This morning you opened a door for me And asked me rather sweetly how I was And I stared at my face reflected above your shoulder And scanned it for emotion Before nodding and saying fine.
You walked away to some masculine class Where you lifted weights and complained about errant girlfriends While I went to the restroom Locked myself in a stall And puked.
I suppose your dad made excuses before you could I bet he assured you that it wouldn’t affect whatever sports you did at the time I bet he thought about slipping a crisp bill in an envelope And setting it on the superintendent's desk.
And I know you joked to your cocky little friends That the ***** took everything too seriously Because after all You were only joking Right?
The superintendent looked over glasses and pink slips of paper And assured me that he knew your parents And in fact your father had given him a root canal the day before And he was very sure this was all some misunderstanding And it would be resolved quickly and quietly.
I had to steel myself I expected it Waited for it And there it was.
You probably just liked me.

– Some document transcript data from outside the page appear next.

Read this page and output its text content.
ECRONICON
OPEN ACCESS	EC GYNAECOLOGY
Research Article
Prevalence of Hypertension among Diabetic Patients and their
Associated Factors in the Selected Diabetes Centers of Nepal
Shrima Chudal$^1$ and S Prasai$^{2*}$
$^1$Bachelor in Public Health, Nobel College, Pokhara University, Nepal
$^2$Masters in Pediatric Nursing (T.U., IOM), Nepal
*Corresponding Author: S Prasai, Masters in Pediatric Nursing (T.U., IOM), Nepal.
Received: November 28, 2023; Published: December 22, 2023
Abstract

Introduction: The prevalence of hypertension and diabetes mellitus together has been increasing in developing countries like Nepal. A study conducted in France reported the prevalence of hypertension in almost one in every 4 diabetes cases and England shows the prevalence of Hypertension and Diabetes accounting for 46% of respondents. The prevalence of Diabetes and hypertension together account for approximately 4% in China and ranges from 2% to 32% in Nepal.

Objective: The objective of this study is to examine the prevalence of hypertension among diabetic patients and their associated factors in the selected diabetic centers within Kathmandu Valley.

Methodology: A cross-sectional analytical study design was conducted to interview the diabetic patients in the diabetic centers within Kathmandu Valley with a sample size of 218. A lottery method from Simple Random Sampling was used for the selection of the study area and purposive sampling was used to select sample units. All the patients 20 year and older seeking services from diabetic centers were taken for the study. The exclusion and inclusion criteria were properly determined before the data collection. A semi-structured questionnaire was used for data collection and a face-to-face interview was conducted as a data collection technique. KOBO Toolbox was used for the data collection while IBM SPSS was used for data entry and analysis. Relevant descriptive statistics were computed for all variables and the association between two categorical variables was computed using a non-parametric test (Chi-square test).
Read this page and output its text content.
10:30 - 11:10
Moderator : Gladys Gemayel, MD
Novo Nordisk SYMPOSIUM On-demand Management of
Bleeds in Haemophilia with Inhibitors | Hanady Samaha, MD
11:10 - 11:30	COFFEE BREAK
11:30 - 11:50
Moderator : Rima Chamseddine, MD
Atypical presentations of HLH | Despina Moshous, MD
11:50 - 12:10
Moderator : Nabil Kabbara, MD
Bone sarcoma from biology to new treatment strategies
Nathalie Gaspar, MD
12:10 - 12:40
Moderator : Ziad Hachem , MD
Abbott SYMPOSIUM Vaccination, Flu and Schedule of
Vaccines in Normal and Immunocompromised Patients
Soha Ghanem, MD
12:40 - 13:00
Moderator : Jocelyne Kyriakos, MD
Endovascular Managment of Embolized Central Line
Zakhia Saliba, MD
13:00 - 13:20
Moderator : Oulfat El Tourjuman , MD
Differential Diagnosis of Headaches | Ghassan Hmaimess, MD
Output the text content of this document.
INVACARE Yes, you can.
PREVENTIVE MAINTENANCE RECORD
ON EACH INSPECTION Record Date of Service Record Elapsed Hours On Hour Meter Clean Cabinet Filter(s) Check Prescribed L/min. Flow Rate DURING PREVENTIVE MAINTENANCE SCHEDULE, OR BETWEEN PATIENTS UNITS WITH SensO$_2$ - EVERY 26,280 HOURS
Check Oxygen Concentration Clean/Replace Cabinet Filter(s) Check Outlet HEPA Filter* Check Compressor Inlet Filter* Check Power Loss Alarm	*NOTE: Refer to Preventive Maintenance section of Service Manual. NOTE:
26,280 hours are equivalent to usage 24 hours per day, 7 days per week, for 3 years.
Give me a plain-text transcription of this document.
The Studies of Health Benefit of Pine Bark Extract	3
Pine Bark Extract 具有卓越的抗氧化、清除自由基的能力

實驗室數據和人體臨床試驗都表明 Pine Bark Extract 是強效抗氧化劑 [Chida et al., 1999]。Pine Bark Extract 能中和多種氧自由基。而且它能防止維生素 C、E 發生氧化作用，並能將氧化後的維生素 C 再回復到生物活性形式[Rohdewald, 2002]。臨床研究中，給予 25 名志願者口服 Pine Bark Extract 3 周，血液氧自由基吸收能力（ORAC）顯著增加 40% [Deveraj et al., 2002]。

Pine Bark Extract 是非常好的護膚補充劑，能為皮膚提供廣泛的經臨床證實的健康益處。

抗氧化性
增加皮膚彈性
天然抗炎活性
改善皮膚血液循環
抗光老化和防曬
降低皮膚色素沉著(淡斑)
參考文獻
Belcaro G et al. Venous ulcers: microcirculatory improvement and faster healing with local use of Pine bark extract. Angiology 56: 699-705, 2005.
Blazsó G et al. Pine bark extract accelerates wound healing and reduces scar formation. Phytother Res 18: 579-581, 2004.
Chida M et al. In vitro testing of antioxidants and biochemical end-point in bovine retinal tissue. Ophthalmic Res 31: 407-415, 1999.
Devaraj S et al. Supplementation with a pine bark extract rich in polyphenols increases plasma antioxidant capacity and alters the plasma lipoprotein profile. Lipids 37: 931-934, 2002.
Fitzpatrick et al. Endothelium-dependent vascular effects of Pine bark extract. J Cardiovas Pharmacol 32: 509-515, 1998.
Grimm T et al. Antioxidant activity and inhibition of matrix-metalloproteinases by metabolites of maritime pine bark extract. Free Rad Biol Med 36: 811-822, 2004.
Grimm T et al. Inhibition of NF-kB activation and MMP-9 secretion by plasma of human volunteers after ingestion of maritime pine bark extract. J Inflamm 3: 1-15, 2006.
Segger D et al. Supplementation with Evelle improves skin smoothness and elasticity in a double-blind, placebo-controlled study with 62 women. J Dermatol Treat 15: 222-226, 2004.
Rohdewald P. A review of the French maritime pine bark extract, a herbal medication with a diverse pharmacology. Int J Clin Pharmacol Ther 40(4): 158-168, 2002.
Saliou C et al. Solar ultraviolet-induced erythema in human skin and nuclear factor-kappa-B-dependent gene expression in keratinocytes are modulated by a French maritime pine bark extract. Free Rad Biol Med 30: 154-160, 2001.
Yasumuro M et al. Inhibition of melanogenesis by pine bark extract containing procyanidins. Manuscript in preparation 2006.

That was the problem You were so very confused And ever-so-innocent And a student who brought so much good publicity Couldn’t possibly be a detriment Could he?
It was just like in elementary Where the bruises on my wrist Were written away as a love bite A little sign of devotion And I should be grateful.
I hear you’re off to a college on the coast For free Even though you stole answers off my papers And glances down my shirt.
I hope you enjoy it I hope you pretend to care about physics And I hope the essays you buy are worth the money And I hope the parties are lively And the ***** rich.
But when you slip In the backseat of your Mercedes Because you liked her too much Don’t believe what they tell you I' ll know your guilt As clearly as the moonlight caught in her watering eyes And I will make you know it.
Until then I’ll square my shoulders Rinse the taste from my mouth Glare at myself in the fluorescent light And will the emotion away One more time.